Understanding the role of colon-specific microparticles based on retrograded starch/pectin in the delivery of chitosan nanoparticles along the gastrointestinal tract

Abstract

The encapsulation of nanoparticles within microparticles designed for specific delivery to the colon is a relevant strategy to avoid premature degradation or release of nanoparticles during their passage through the stomach and upper gastrointestinal tract (GIT), allowing the targeted delivery of chemotherapeutics to the colon after oral administration. Here, we designed an oral multiparticulate system to achieve targeted release in the colon. In this sense, chitosan nanoparticles (CS NPs) encapsulated with 5-fluorouracil (5-FU) and incorporated into retrograded starch and pectin (RS/P) microparticles were developed and their in vivo distribution along the mouse GIT after oral administration was monitored using multispectral optical imaging.

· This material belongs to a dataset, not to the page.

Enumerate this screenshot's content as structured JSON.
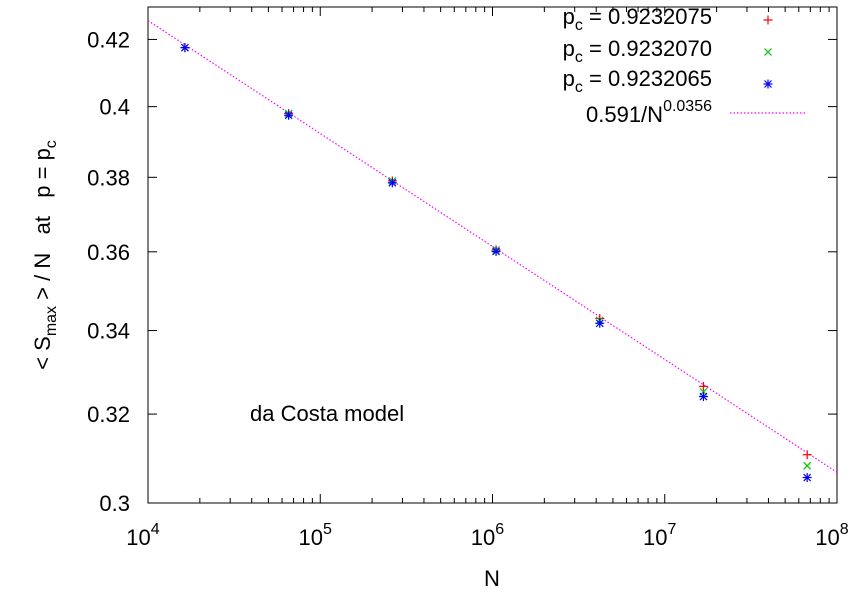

In vitro release studies revealed that the encapsulation of CS NPs into RS/P microparticles promoted greater control of 5-FU release rates, with a significant reduction (53%) in acid media that might replicate that found in the stomach following oral administration. The evaluation of the in vivo biodistribution of the CS NPs in mice showed a faster clearance in the distribution pattern along the mouse GIT, i.e., a shorter transit time of CS NPs compared to CS NPs-loaded RS/P microparticles. Additionally, CS NPs alone showed non-specific absorption into the blood-stream with associated kidney accumulation, while for the CS NPs-loaded RS/P microparticles no significant accumulation was observed in blood or major clearance organs. This suggests the specific degradability of RS/P by the colon microbiota appears to have been decisive in the higher protection of the CS NPs along the GIT until release in the colon, preventing unwanted absorption into the bloodstream and major organs following oral administration. Our findings represent a proof of concept for the use of RS/P microparticles as potential carriers for delivering drug-loaded nanoparticles to the colon and this work will contribute to the development of oral-systems for colorectal cancer therapy.